UTME constitutes an essential prerequisite for entry into tertiary institutions across Nigeria.
It evaluates candidates’ proficiency in four subjects, encompassing the mandatory Use of English and three additional subjects pertinent to their anticipated field of study.
Data from the recent UTME, involving 1.9 million candidates, indicates that more than 1.5 million individuals scored below 200 out of a possible 400 marks, a result that has generated considerable concern within the educational landscape.

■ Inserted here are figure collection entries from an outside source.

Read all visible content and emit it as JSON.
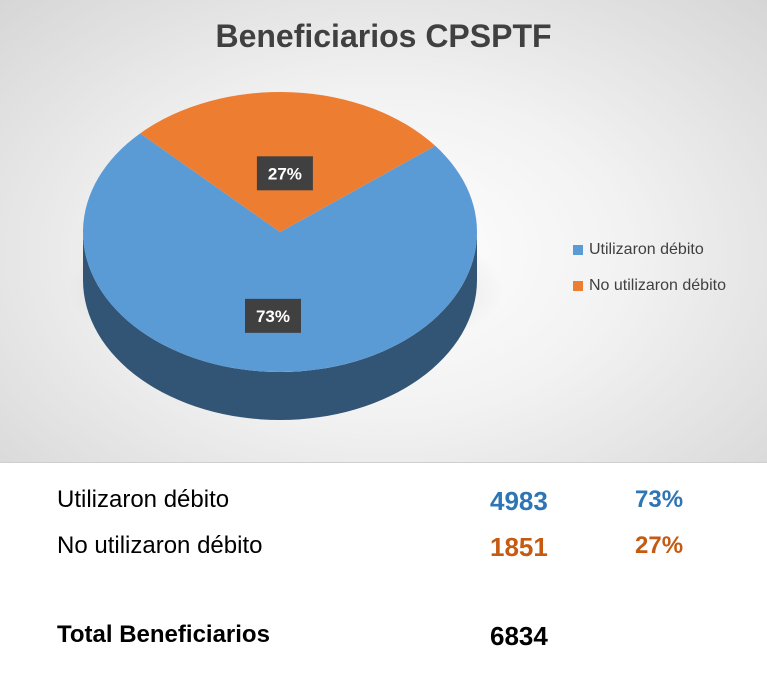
{
  "chart_data": {
    "type": "pie",
    "title": "Beneficiarios CPSPTF",
    "categories": [
      "Utilizaron débito",
      "No utilizaron débito"
    ],
    "values": [
      73,
      27
    ],
    "data_labels": [
      "73%",
      "27%"
    ],
    "colors": [
      "#5b9bd5",
      "#ed7d31"
    ],
    "legend_position": "right",
    "style": "3d"
  },
  "summary": {
    "rows": [
      {
        "label": "Utilizaron débito",
        "count": "4983",
        "percent": "73%",
        "color": "#2e75b6"
      },
      {
        "label": "No utilizaron débito",
        "count": "1851",
        "percent": "27%",
        "color": "#c55a11"
      }
    ],
    "total_label": "Total Beneficiarios",
    "total_value": "6834"
  }
}
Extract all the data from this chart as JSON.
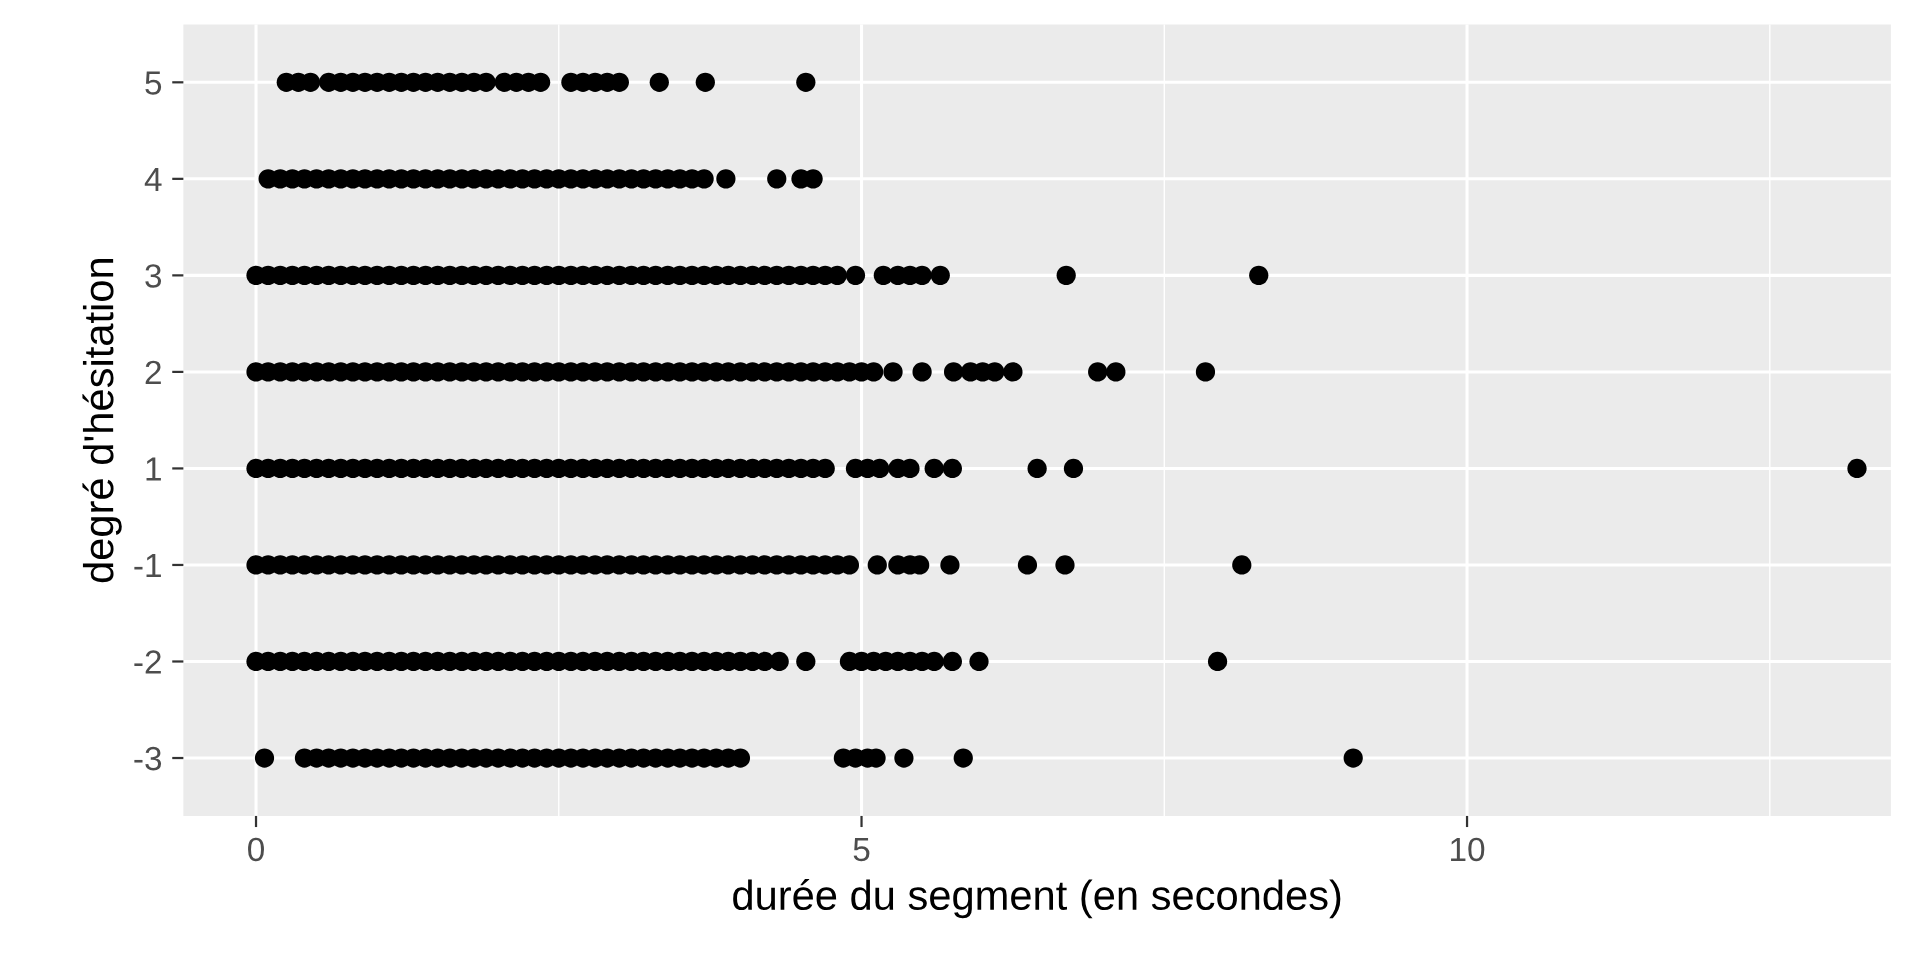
{
  "chart_data": {
    "type": "scatter",
    "orientation": "horizontal",
    "xlabel": "durée du segment (en secondes)",
    "ylabel": "degré d'hésitation",
    "categories": [
      "5",
      "4",
      "3",
      "2",
      "1",
      "-1",
      "-2",
      "-3"
    ],
    "xlim": [
      -0.6,
      13.5
    ],
    "xticks": [
      0,
      {
        "value": 2.5,
        "label": null
      },
      5,
      {
        "value": 7.5,
        "label": null
      },
      10,
      {
        "value": 12.5,
        "label": null
      }
    ],
    "grid": true,
    "marker": "circle",
    "legend": false,
    "series": [
      {
        "color": "#000000",
        "x": [
          "5",
          "5",
          "5",
          "5",
          "5",
          "5",
          "5",
          "5",
          "5",
          "5",
          "5",
          "5",
          "5",
          "5",
          "5",
          "5",
          "5",
          "5",
          "5",
          "5",
          "5",
          "5",
          "5",
          "5",
          "5",
          "5",
          "5",
          "5",
          "5"
        ],
        "values": [
          0.25,
          0.35,
          0.45,
          0.6,
          0.7,
          0.8,
          0.9,
          1.0,
          1.1,
          1.2,
          1.3,
          1.4,
          1.5,
          1.6,
          1.7,
          1.8,
          1.9,
          2.05,
          2.15,
          2.25,
          2.35,
          2.6,
          2.7,
          2.8,
          2.9,
          3.0,
          3.33,
          3.71,
          4.54
        ]
      },
      {
        "color": "#000000",
        "x": [
          "4",
          "4",
          "4",
          "4",
          "4",
          "4",
          "4",
          "4",
          "4",
          "4",
          "4",
          "4",
          "4",
          "4",
          "4",
          "4",
          "4",
          "4",
          "4",
          "4",
          "4",
          "4",
          "4",
          "4",
          "4",
          "4",
          "4",
          "4",
          "4",
          "4",
          "4",
          "4",
          "4",
          "4",
          "4",
          "4",
          "4",
          "4",
          "4",
          "4",
          "4"
        ],
        "values": [
          0.1,
          0.2,
          0.3,
          0.4,
          0.5,
          0.6,
          0.7,
          0.8,
          0.9,
          1.0,
          1.1,
          1.2,
          1.3,
          1.4,
          1.5,
          1.6,
          1.7,
          1.8,
          1.9,
          2.0,
          2.1,
          2.2,
          2.3,
          2.4,
          2.5,
          2.6,
          2.7,
          2.8,
          2.9,
          3.0,
          3.1,
          3.2,
          3.3,
          3.4,
          3.5,
          3.6,
          3.7,
          3.88,
          4.3,
          4.5,
          4.6
        ]
      },
      {
        "color": "#000000",
        "x": [
          "3",
          "3",
          "3",
          "3",
          "3",
          "3",
          "3",
          "3",
          "3",
          "3",
          "3",
          "3",
          "3",
          "3",
          "3",
          "3",
          "3",
          "3",
          "3",
          "3",
          "3",
          "3",
          "3",
          "3",
          "3",
          "3",
          "3",
          "3",
          "3",
          "3",
          "3",
          "3",
          "3",
          "3",
          "3",
          "3",
          "3",
          "3",
          "3",
          "3",
          "3",
          "3",
          "3",
          "3",
          "3",
          "3",
          "3",
          "3",
          "3",
          "3",
          "3",
          "3",
          "3",
          "3",
          "3",
          "3",
          "3"
        ],
        "values": [
          0.0,
          0.1,
          0.2,
          0.3,
          0.4,
          0.5,
          0.6,
          0.7,
          0.8,
          0.9,
          1.0,
          1.1,
          1.2,
          1.3,
          1.4,
          1.5,
          1.6,
          1.7,
          1.8,
          1.9,
          2.0,
          2.1,
          2.2,
          2.3,
          2.4,
          2.5,
          2.6,
          2.7,
          2.8,
          2.9,
          3.0,
          3.1,
          3.2,
          3.3,
          3.4,
          3.5,
          3.6,
          3.7,
          3.8,
          3.9,
          4.0,
          4.1,
          4.2,
          4.3,
          4.4,
          4.5,
          4.6,
          4.7,
          4.8,
          4.95,
          5.18,
          5.3,
          5.4,
          5.5,
          5.65,
          6.69,
          8.28
        ]
      },
      {
        "color": "#000000",
        "x": [
          "2",
          "2",
          "2",
          "2",
          "2",
          "2",
          "2",
          "2",
          "2",
          "2",
          "2",
          "2",
          "2",
          "2",
          "2",
          "2",
          "2",
          "2",
          "2",
          "2",
          "2",
          "2",
          "2",
          "2",
          "2",
          "2",
          "2",
          "2",
          "2",
          "2",
          "2",
          "2",
          "2",
          "2",
          "2",
          "2",
          "2",
          "2",
          "2",
          "2",
          "2",
          "2",
          "2",
          "2",
          "2",
          "2",
          "2",
          "2",
          "2",
          "2",
          "2",
          "2",
          "2",
          "2",
          "2",
          "2",
          "2",
          "2",
          "2",
          "2",
          "2",
          "2"
        ],
        "values": [
          0.0,
          0.1,
          0.2,
          0.3,
          0.4,
          0.5,
          0.6,
          0.7,
          0.8,
          0.9,
          1.0,
          1.1,
          1.2,
          1.3,
          1.4,
          1.5,
          1.6,
          1.7,
          1.8,
          1.9,
          2.0,
          2.1,
          2.2,
          2.3,
          2.4,
          2.5,
          2.6,
          2.7,
          2.8,
          2.9,
          3.0,
          3.1,
          3.2,
          3.3,
          3.4,
          3.5,
          3.6,
          3.7,
          3.8,
          3.9,
          4.0,
          4.1,
          4.2,
          4.3,
          4.4,
          4.5,
          4.6,
          4.7,
          4.8,
          4.9,
          5.0,
          5.1,
          5.26,
          5.5,
          5.76,
          5.9,
          6.0,
          6.1,
          6.25,
          6.95,
          7.1,
          7.84
        ]
      },
      {
        "color": "#000000",
        "x": [
          "1",
          "1",
          "1",
          "1",
          "1",
          "1",
          "1",
          "1",
          "1",
          "1",
          "1",
          "1",
          "1",
          "1",
          "1",
          "1",
          "1",
          "1",
          "1",
          "1",
          "1",
          "1",
          "1",
          "1",
          "1",
          "1",
          "1",
          "1",
          "1",
          "1",
          "1",
          "1",
          "1",
          "1",
          "1",
          "1",
          "1",
          "1",
          "1",
          "1",
          "1",
          "1",
          "1",
          "1",
          "1",
          "1",
          "1",
          "1",
          "1",
          "1",
          "1",
          "1",
          "1",
          "1",
          "1",
          "1",
          "1",
          "1"
        ],
        "values": [
          0.0,
          0.1,
          0.2,
          0.3,
          0.4,
          0.5,
          0.6,
          0.7,
          0.8,
          0.9,
          1.0,
          1.1,
          1.2,
          1.3,
          1.4,
          1.5,
          1.6,
          1.7,
          1.8,
          1.9,
          2.0,
          2.1,
          2.2,
          2.3,
          2.4,
          2.5,
          2.6,
          2.7,
          2.8,
          2.9,
          3.0,
          3.1,
          3.2,
          3.3,
          3.4,
          3.5,
          3.6,
          3.7,
          3.8,
          3.9,
          4.0,
          4.1,
          4.2,
          4.3,
          4.4,
          4.5,
          4.6,
          4.7,
          4.95,
          5.05,
          5.15,
          5.3,
          5.4,
          5.6,
          5.75,
          6.45,
          6.75,
          13.22
        ]
      },
      {
        "color": "#000000",
        "x": [
          "-1",
          "-1",
          "-1",
          "-1",
          "-1",
          "-1",
          "-1",
          "-1",
          "-1",
          "-1",
          "-1",
          "-1",
          "-1",
          "-1",
          "-1",
          "-1",
          "-1",
          "-1",
          "-1",
          "-1",
          "-1",
          "-1",
          "-1",
          "-1",
          "-1",
          "-1",
          "-1",
          "-1",
          "-1",
          "-1",
          "-1",
          "-1",
          "-1",
          "-1",
          "-1",
          "-1",
          "-1",
          "-1",
          "-1",
          "-1",
          "-1",
          "-1",
          "-1",
          "-1",
          "-1",
          "-1",
          "-1",
          "-1",
          "-1",
          "-1",
          "-1",
          "-1",
          "-1",
          "-1",
          "-1",
          "-1",
          "-1",
          "-1"
        ],
        "values": [
          0.0,
          0.1,
          0.2,
          0.3,
          0.4,
          0.5,
          0.6,
          0.7,
          0.8,
          0.9,
          1.0,
          1.1,
          1.2,
          1.3,
          1.4,
          1.5,
          1.6,
          1.7,
          1.8,
          1.9,
          2.0,
          2.1,
          2.2,
          2.3,
          2.4,
          2.5,
          2.6,
          2.7,
          2.8,
          2.9,
          3.0,
          3.1,
          3.2,
          3.3,
          3.4,
          3.5,
          3.6,
          3.7,
          3.8,
          3.9,
          4.0,
          4.1,
          4.2,
          4.3,
          4.4,
          4.5,
          4.6,
          4.7,
          4.8,
          4.9,
          5.13,
          5.3,
          5.4,
          5.48,
          5.73,
          6.37,
          6.68,
          8.14
        ]
      },
      {
        "color": "#000000",
        "x": [
          "-2",
          "-2",
          "-2",
          "-2",
          "-2",
          "-2",
          "-2",
          "-2",
          "-2",
          "-2",
          "-2",
          "-2",
          "-2",
          "-2",
          "-2",
          "-2",
          "-2",
          "-2",
          "-2",
          "-2",
          "-2",
          "-2",
          "-2",
          "-2",
          "-2",
          "-2",
          "-2",
          "-2",
          "-2",
          "-2",
          "-2",
          "-2",
          "-2",
          "-2",
          "-2",
          "-2",
          "-2",
          "-2",
          "-2",
          "-2",
          "-2",
          "-2",
          "-2",
          "-2",
          "-2",
          "-2",
          "-2",
          "-2",
          "-2",
          "-2",
          "-2",
          "-2",
          "-2",
          "-2",
          "-2",
          "-2"
        ],
        "values": [
          0.0,
          0.1,
          0.2,
          0.3,
          0.4,
          0.5,
          0.6,
          0.7,
          0.8,
          0.9,
          1.0,
          1.1,
          1.2,
          1.3,
          1.4,
          1.5,
          1.6,
          1.7,
          1.8,
          1.9,
          2.0,
          2.1,
          2.2,
          2.3,
          2.4,
          2.5,
          2.6,
          2.7,
          2.8,
          2.9,
          3.0,
          3.1,
          3.2,
          3.3,
          3.4,
          3.5,
          3.6,
          3.7,
          3.8,
          3.9,
          4.0,
          4.1,
          4.2,
          4.32,
          4.54,
          4.9,
          5.0,
          5.1,
          5.2,
          5.3,
          5.4,
          5.5,
          5.6,
          5.75,
          5.97,
          7.94
        ]
      },
      {
        "color": "#000000",
        "x": [
          "-3",
          "-3",
          "-3",
          "-3",
          "-3",
          "-3",
          "-3",
          "-3",
          "-3",
          "-3",
          "-3",
          "-3",
          "-3",
          "-3",
          "-3",
          "-3",
          "-3",
          "-3",
          "-3",
          "-3",
          "-3",
          "-3",
          "-3",
          "-3",
          "-3",
          "-3",
          "-3",
          "-3",
          "-3",
          "-3",
          "-3",
          "-3",
          "-3",
          "-3",
          "-3",
          "-3",
          "-3",
          "-3",
          "-3",
          "-3",
          "-3",
          "-3",
          "-3",
          "-3",
          "-3"
        ],
        "values": [
          0.07,
          0.4,
          0.5,
          0.6,
          0.7,
          0.8,
          0.9,
          1.0,
          1.1,
          1.2,
          1.3,
          1.4,
          1.5,
          1.6,
          1.7,
          1.8,
          1.9,
          2.0,
          2.1,
          2.2,
          2.3,
          2.4,
          2.5,
          2.6,
          2.7,
          2.8,
          2.9,
          3.0,
          3.1,
          3.2,
          3.3,
          3.4,
          3.5,
          3.6,
          3.7,
          3.8,
          3.9,
          4.0,
          4.85,
          4.95,
          5.05,
          5.12,
          5.35,
          5.84,
          9.06
        ]
      }
    ]
  }
}
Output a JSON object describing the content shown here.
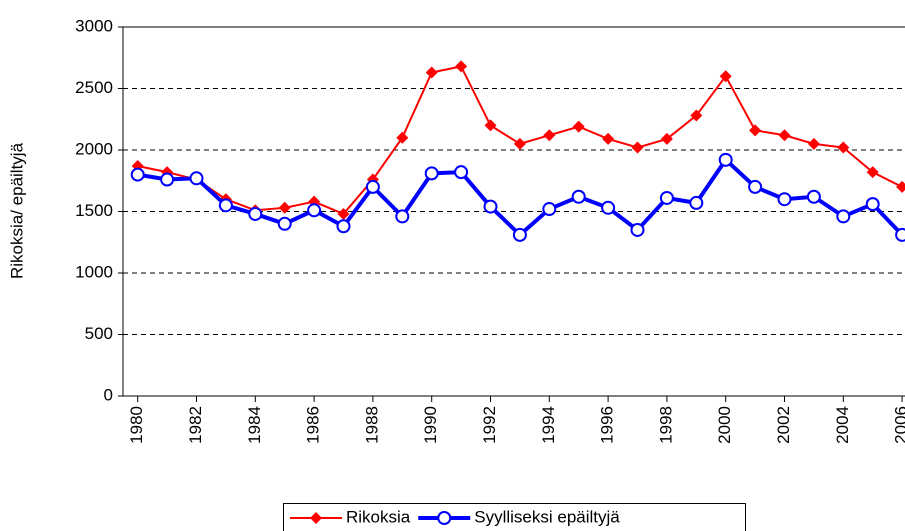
{
  "chart_data": {
    "type": "line",
    "ylabel": "Rikoksia/ epäiltyjä",
    "x": [
      1980,
      1981,
      1982,
      1983,
      1984,
      1985,
      1986,
      1987,
      1988,
      1989,
      1990,
      1991,
      1992,
      1993,
      1994,
      1995,
      1996,
      1997,
      1998,
      1999,
      2000,
      2001,
      2002,
      2003,
      2004,
      2005,
      2006
    ],
    "series": [
      {
        "name": "Rikoksia",
        "color": "#ff0000",
        "marker": "diamond",
        "values": [
          1870,
          1820,
          1760,
          1600,
          1510,
          1530,
          1580,
          1480,
          1760,
          2100,
          2630,
          2680,
          2200,
          2050,
          2120,
          2190,
          2090,
          2020,
          2090,
          2280,
          2600,
          2160,
          2120,
          2050,
          2020,
          1820,
          1700
        ]
      },
      {
        "name": "Syylliseksi epäiltyjä",
        "color": "#0000ff",
        "marker": "circle",
        "values": [
          1800,
          1760,
          1770,
          1550,
          1480,
          1400,
          1510,
          1380,
          1700,
          1460,
          1810,
          1820,
          1540,
          1310,
          1520,
          1620,
          1530,
          1350,
          1610,
          1570,
          1920,
          1700,
          1600,
          1620,
          1460,
          1560,
          1310
        ]
      }
    ],
    "xlim": [
      1979.5,
      2006.5
    ],
    "xticks": [
      1980,
      1982,
      1984,
      1986,
      1988,
      1990,
      1992,
      1994,
      1996,
      1998,
      2000,
      2002,
      2004,
      2006
    ],
    "ylim": [
      0,
      3000
    ],
    "yticks": [
      0,
      500,
      1000,
      1500,
      2000,
      2500,
      3000
    ],
    "grid": true,
    "legend": "bottom"
  }
}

According to the examination agency, a total of 1,955,069 results were processed, out of which only 4,756 candidates (0.24 per cent) scored 320 and above, considered top-tier performance, while 7,658 candidates (0.39 per cent) scored between 300 and 319, bringing the total for those who scored 300 and above to 12,414 candidates (0.63 per cent).
Also, 73,441 candidates (3.76 per cent) scored between 250 and 299 while 334,560 candidates (17.11 per cent) scored between 200 and 249.
A total of 983,187 candidates (50.29 per cent) scored between 160 and 199, which is widely regarded as the minimum threshold for admissions in many institutions.
Also, 488,197 candidates (24.97 per cent) scored between 140 and 159, 57,419 candidates (2.94 per cent) scored between 120 and 139, 3,820 candidates (0.20 per cent) scored between 100 and 119, and 2,031 candidates (0.10 per cent) scored below 100.
Over 75 per cent of all candidates (1.5 million) scored below 200, average score seeing as the examination is graded over 400.